V

Потемкин принял французских офицеров очень любезно. Он любил иностранцев и всю жизнь был ими окружен. О некоторых из его приближенных и не скажешь, кто они, собственно, были по национальности: родились в одной стране, служили в другой, перешли на службу в третью. Граф де Дама в ставке русского главнокомандующего трижды в неделю носил русский военный мундир, а в остальные дни — французский. Позднее он стал главнокомандующим армии неаполитанского короля, потом просился на службу к Габсбургам, а по восстановлении Бурбонов на престол поступил на французскую службу снова. Вернулся на круги своя ветер, двадцать пять лет носивший его по миру. Этому ветру мы обязаны двумя томами интереснейших мемуаров.

Я не знаю в точности, где именно познакомился Ришелье с Суворовым. Но граф де Дама, познакомившийся с ним несколько раньше, под Кинбурном, оставил об их первой встрече весьма забавный рассказ.

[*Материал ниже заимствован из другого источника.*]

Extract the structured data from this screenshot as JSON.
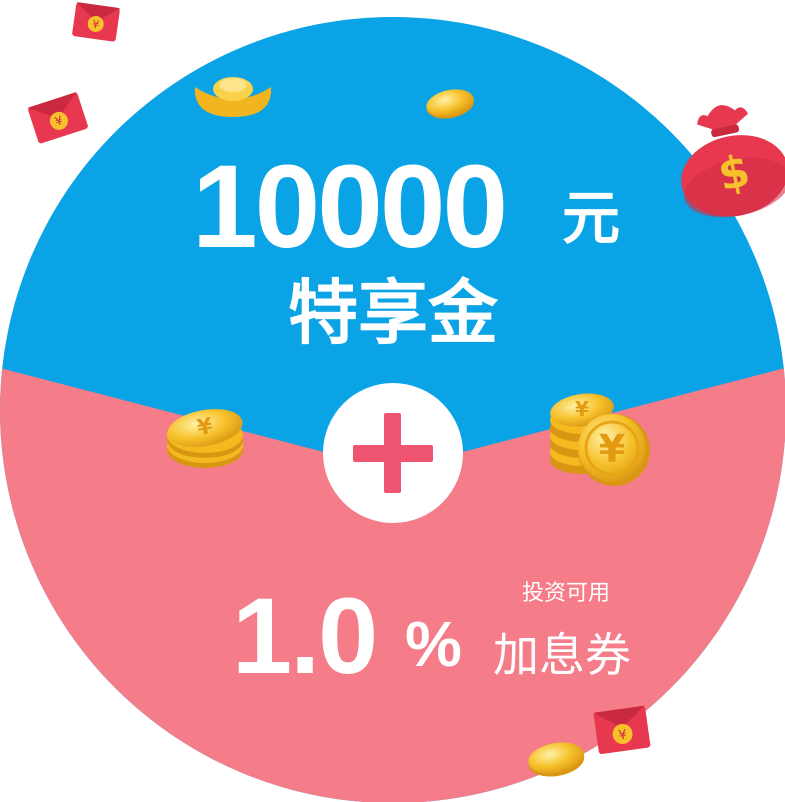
{
  "colors": {
    "top_half": "#0aa3e6",
    "bottom_half": "#f47d89",
    "plus_sign": "#ef5470",
    "coin_gold": "#f6c12a",
    "envelope_red": "#e8384f"
  },
  "top": {
    "amount": "10000",
    "unit": "元",
    "title": "特享金"
  },
  "plus": {
    "icon": "plus-icon"
  },
  "bottom": {
    "rate": "1.0",
    "percent": "%",
    "note": "投资可用",
    "title": "加息券"
  },
  "decorations": [
    "red-envelope-icon",
    "gold-ingot-icon",
    "gold-coin-icon",
    "money-bag-icon",
    "coin-stack-icon"
  ]
}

— Я устроился у себя на канонерке, — рассказывает Дама, — и начал писать письмо моей сестре (графине де Симиан). Вдруг ко мне запросто зашел человек в одной рубашке и спросил меня, кто я такой. Я назвал свою фамилию и добавил, что привез генералу Суворову письмо от принца Нассауского. «Очень рад познакомиться с вами, — ответил человек в рубашке, — Суворов — это я, как видите, он человек простой». Дама остолбенел от изумления. Генерал осведомился, кому именно он пишет, и узнав, что сестре во Францию, немедленно изъявил желание тоже написать ей, хоть, естественно, отроду о ней не слыхал. Действительно, он тут же написал письмо на четырех страницах; графиня де Симиан так ничего в этом письме и не поняла. Затем Суворов попросил графа Дама пожаловать к нему на обед завтра, ровно в шесть часов. В означенное время Дама явился, но, к все росшему его изумлению, ему в ставке объяснили, что он ошибся: Суворов обедает в шесть часов утра. «Не скрываю, — пишет граф, — сопоставив этот визит и это приглашение, я пришел к мысли, что имею дело с сумасшедшим». Все же на следующий день Дама явился в ставку утром, в шесть часов. «Генерал бросился мне на шею с ужимками, вызвавшими у меня беспокойство, угостил меня рюмкой какой-то жидкости — она обожгла мне рот и желудок, — сам тоже выпил рюмку с гримасой, от которой случился бы выкидыш у маркитантки, и повел меня к столу...» После потемкинских пиров суворовский обед поверг графа в полное уныние — так он был скуден и отвратителен на вкус. После обеда Суворов очень долго молился. Граф Дама меланхолически добавляет, что и сам он обычно молится по окончании трапезы, «но на этот раз я не поблагодарил Господа Бога: Он справедлив и сам знает, что за такой обед я Ему ничего не должен, — встав из-за стола, я был голоднее, чем перед обедом».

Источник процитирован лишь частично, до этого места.